Africa Day #17

Last night the rain came in, as well as a proper African lightning storm. It didn’t really start up until 2am, but then the storm really stirred up around 4am. I don’t think many people slept after 4am, as the storm was right above us, and at least two times lightning struck you could feel it hit the ground, which was thrilling and a bit scary all at once. The only unfortunate thing was not being able to watch it, as our tents were all closed up to keep out the rain. It was nerve wracking at times, as we were just protected by a tent with metal poles, but also incredible.

Our morning was suppose to start at 7am, but with the heavy rains, it has been pushed out. We are all wet and dirty, but I wouldn’t trade this experience for the world. At 9am, we were finally picked up for the overnight on the Okavango Delta. This is one of the seven natural wonders of Africa, and it is argued one of the world’s largest inland deltas. We drive 45 minutes on a dirt road to a village where we meet our pollers. This village is so secluded, and it really got me thinking about how some of these people live in these villages in Africa, so far away from modern conveniences. We are traveling by Mokoro (dugout canoe), two hours down the delta, to an island where we will be spending the evening. There is two of us per Mokoro, with a local guide/poller in back to push us along the delta, by using a long wooden poll.

Waterlily that could be found the whole journey on the Delta
Waterlily that could be found the whole journey on the Delta

Right off the bat, our guides spot hippo right by where we are entering the Delta. I am beyond excited! I was so excited seeing them from the sky, this was even better seeing them in the water. We hop in our Mokoro, and pull off almost right away to watch the Hippo from a distance, although we were still pretty close. This was absolutely amazing, and my day was made!!

Hippo we spotted when we entered the Delta
Hippo we spotted when we entered the Delta
The Hippo on the Delta with his mouth open! Cannot believe I got this shot!
The Hippo on the Delta with his mouth open! Cannot believe I got this shot!

The Mokoro ride was so peaceful and relaxing as we went down the Delta. Our poller’s name was Isaac, and myself and the other girl had a great chat with him. He told us a lot about himself, and his village, and the different uses of the delta and the plants. Like the reeds they use for the siding of their homes. There was a moment, when he asked us what we use in the traditional homes from where we are from. It caught me off guard for a moment, and I found myself trying to answer with as little information as possible. I was a bit embarrassed by how much more we have, and things that are standard like indoor plumbing are not a thing in these villages. These thoughts stayed with me most of the rest of the day, but this is part of the reason I travel. To see how other people live. The difference is, these people survive and thrive and are happy, and they make use of the natural resources around them, where I would not be able to survive out on my own in this environment. A bit of a ramble, but just some thoughts.

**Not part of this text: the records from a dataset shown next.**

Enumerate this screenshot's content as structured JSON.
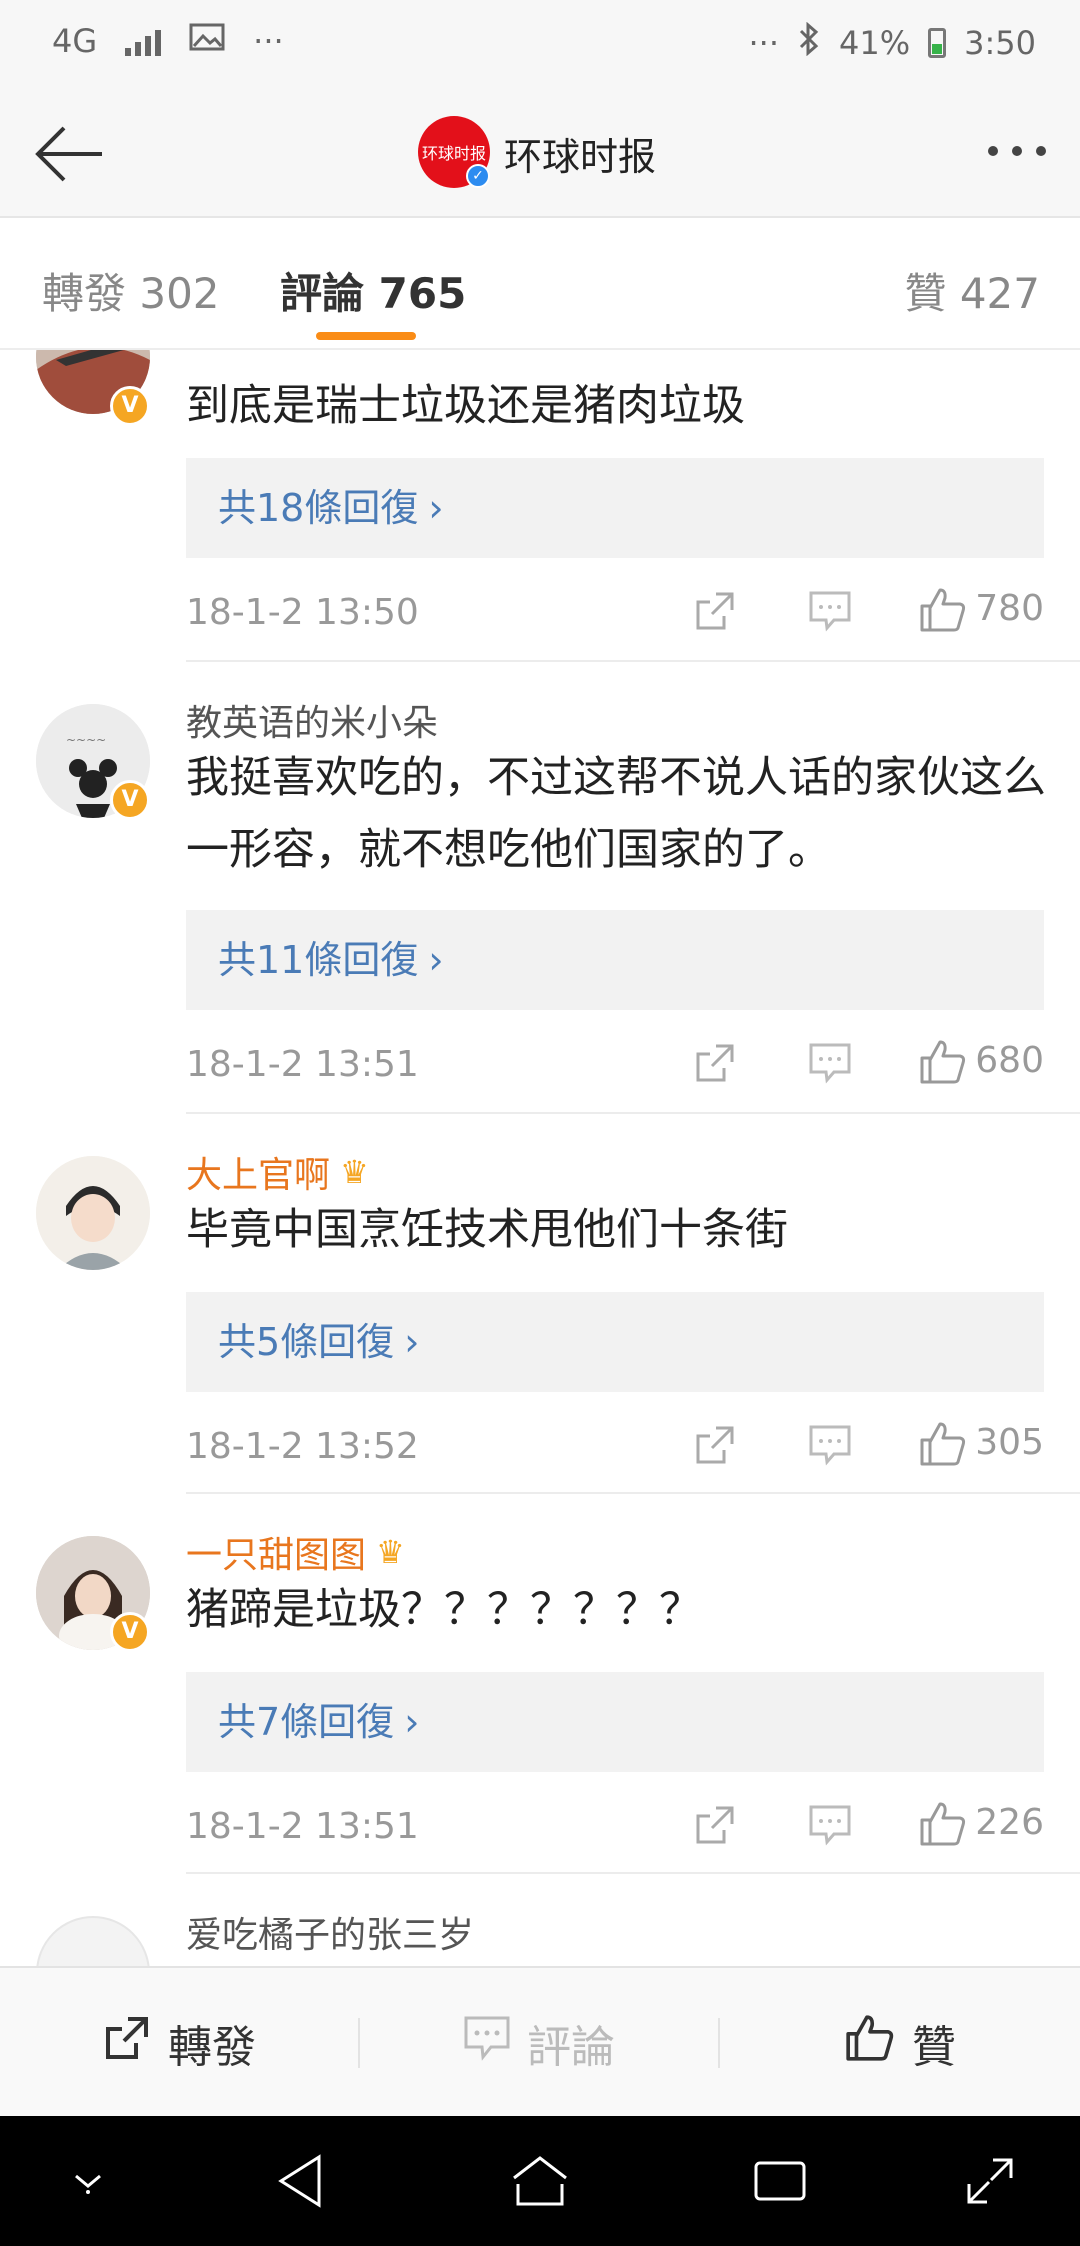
{
  "status_bar": {
    "network": "4G",
    "more_left": "···",
    "more_right": "···",
    "battery": "41%",
    "time": "3:50"
  },
  "nav": {
    "title": "环球时报",
    "logo_text": "环球时报"
  },
  "tabs": {
    "repost": "轉發 302",
    "comment": "評論 765",
    "like": "贊 427"
  },
  "comments": [
    {
      "name": "",
      "text": "到底是瑞士垃圾还是猪肉垃圾",
      "replies": "共18條回復",
      "time": "18-1-2 13:50",
      "likes": "780",
      "verified": true
    },
    {
      "name": "教英语的米小朵",
      "text": "我挺喜欢吃的，不过这帮不说人话的家伙这么一形容，就不想吃他们国家的了。",
      "replies": "共11條回復",
      "time": "18-1-2 13:51",
      "likes": "680",
      "verified": true
    },
    {
      "name": "大上官啊",
      "text": "毕竟中国烹饪技术甩他们十条街",
      "replies": "共5條回復",
      "time": "18-1-2 13:52",
      "likes": "305",
      "verified": false
    },
    {
      "name": "一只甜图图",
      "text": "猪蹄是垃圾？？？？？？？",
      "replies": "共7條回復",
      "time": "18-1-2 13:51",
      "likes": "226",
      "verified": true
    },
    {
      "name": "爱吃橘子的张三岁"
    }
  ],
  "action_bar": {
    "repost": "轉發",
    "comment": "評論",
    "like": "贊"
  },
  "colors": {
    "accent": "#fa8c16",
    "link": "#4a7bb6",
    "vip_name": "#e8761e",
    "verified_badge": "#f5a623"
  }
}
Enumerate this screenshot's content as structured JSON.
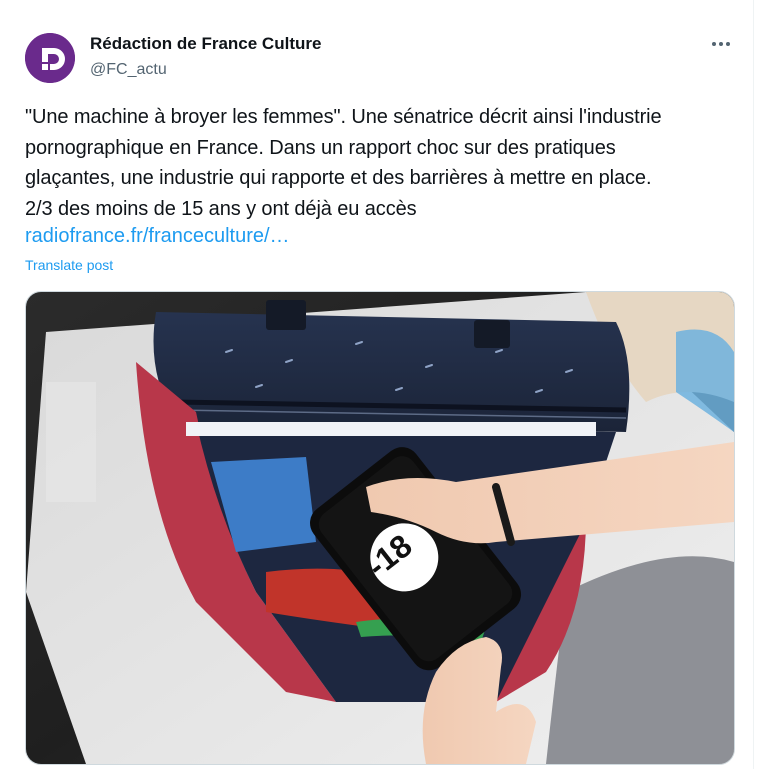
{
  "author": {
    "name": "Rédaction de France Culture",
    "handle": "@FC_actu",
    "brand_color": "#6a2a8c"
  },
  "post": {
    "text": "\"Une machine à broyer les femmes\". Une sénatrice décrit ainsi l'industrie\npornographique en France. Dans un rapport choc sur des pratiques\nglaçantes, une industrie qui rapporte et des barrières à mettre en place.\n2/3 des moins de 15 ans y ont déjà eu accès",
    "link": "radiofrance.fr/franceculture/…",
    "translate": "Translate post"
  },
  "media": {
    "phone_badge": "-18"
  },
  "icons": {
    "avatar": "france-culture-logo",
    "more": "more-icon"
  },
  "colors": {
    "link": "#1d9bf0",
    "secondary_text": "#536471"
  }
}
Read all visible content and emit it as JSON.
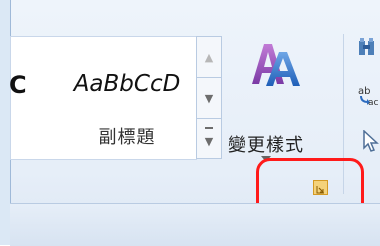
{
  "styles_gallery": {
    "items": [
      {
        "preview": "C",
        "name": ""
      },
      {
        "preview": "AaBbCcD",
        "name": "副標題"
      }
    ]
  },
  "change_styles": {
    "label": "變更樣式"
  },
  "icons": {
    "change_styles": "change-styles-aa-icon",
    "find": "find-icon",
    "replace": "replace-icon",
    "select": "select-cursor-icon",
    "launcher": "dialog-launcher-icon"
  },
  "colors": {
    "highlight": "#ff1a1a",
    "launcher_fill": "#f4d27a",
    "ribbon_bg": "#e6eef8"
  }
}
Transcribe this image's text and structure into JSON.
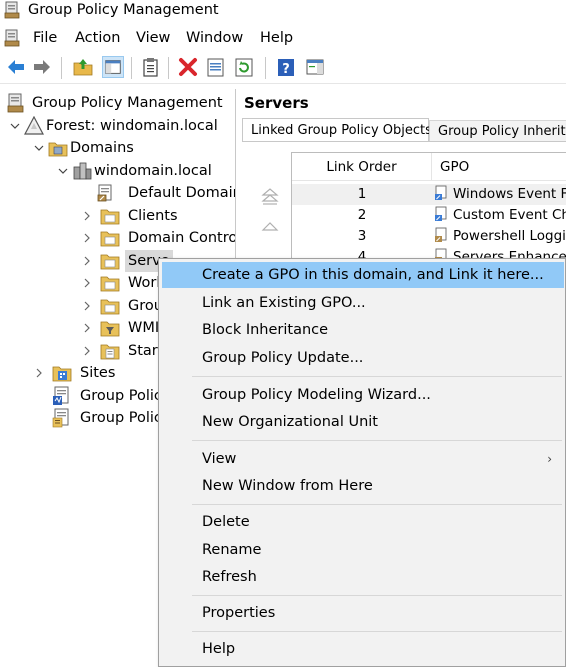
{
  "window": {
    "title": "Group Policy Management",
    "icon": "gpmc-app-icon"
  },
  "menubar": {
    "items": [
      "File",
      "Action",
      "View",
      "Window",
      "Help"
    ]
  },
  "toolbar": {
    "buttons": [
      "back-icon",
      "forward-icon",
      "up-folder-icon",
      "show-hide-tree-icon",
      "clipboard-icon",
      "delete-icon",
      "properties-icon",
      "refresh-icon",
      "help-icon",
      "action-pane-icon"
    ]
  },
  "tree": {
    "root": "Group Policy Management",
    "forest": "Forest: windomain.local",
    "domains": "Domains",
    "domain": "windomain.local",
    "children": [
      "Default Domain",
      "Clients",
      "Domain Control",
      "Serve",
      "Work",
      "Grou",
      "WMI",
      "Start"
    ],
    "sites": "Sites",
    "modeling": "Group Policy",
    "results": "Group Policy"
  },
  "rightpane": {
    "title": "Servers",
    "tabs": [
      "Linked Group Policy Objects",
      "Group Policy Inheritanc"
    ],
    "columns": [
      "Link Order",
      "GPO"
    ],
    "rows": [
      {
        "order": "1",
        "gpo": "Windows Event Fo"
      },
      {
        "order": "2",
        "gpo": "Custom Event Cha"
      },
      {
        "order": "3",
        "gpo": "Powershell Loggin"
      },
      {
        "order": "4",
        "gpo": "Servers Enhanced"
      }
    ]
  },
  "context_menu": {
    "items": [
      "Create a GPO in this domain, and Link it here...",
      "Link an Existing GPO...",
      "Block Inheritance",
      "Group Policy Update...",
      "Group Policy Modeling Wizard...",
      "New Organizational Unit",
      "View",
      "New Window from Here",
      "Delete",
      "Rename",
      "Refresh",
      "Properties",
      "Help"
    ],
    "submenu_arrow": "›"
  },
  "colors": {
    "highlight": "#91c9f7",
    "menu_bg": "#f2f2f2",
    "selection": "#d9d9d9"
  }
}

Zebra grazing along the Delta
Zebra grazing along the Delta

Along the way we saw Zebra and there were two Elephants that were grazing right by our island, and when we went to go for a swim, we could seem them!

Elephants by our island at the Delta
Elephants by our island at the Delta

We set up camp on the island and had lunch, and our guides dug us a poop hole! If we were being honest, it was actually not bad at all, and I can say I used a poop hole in Africa. Only down side, is being careful you do not run into an Elephant in the middle of the night. After swimming we had some down time before going out on a bush walk. This was my least favorite activity thus far. It was hot, and what I thought was only an hour bush walk was actually 3 hours in the sun, and our guide was not great and barely showed us anything. We saw a couple Elephant and a warthog, but nothing much else. The only redeeming part was the moon after the sunset, it was absolutely amazing!

The Moon just after sunset
The Moon just after sunset

I think this was the activity that also put me a bit over the edge and I ended up a bit dehydrated. Feeling down and out and dehydrated, I skipped out on dinner and went to bed while trying to hydrate with water. This was not the night I wanted to spend feeling this way, but that is the way things work out usually!

Thankfully, from my tent, I still could hear the singing that the guides did at the campfire, and I saw some of the dancing on a bathroom run. (Sorry for all the bathroom references, but I couldn’t describe this day without them!)

My favorite song was the last one… It went like this:

Oh Beautiful Africa (Africa)

Oh Beautiful Africa (Africa)

We Shall Never Forget

Oh Beautiful Africa (Africa)

And then you change Africa to Botswana, or really anything. The voices of the locals were amazing, I am glad I at least was able to kind of enjoy it.

The night was interesting, but thankfully I did not run into any Elephant on the way to the hole. It was definitely an experience I will never forget!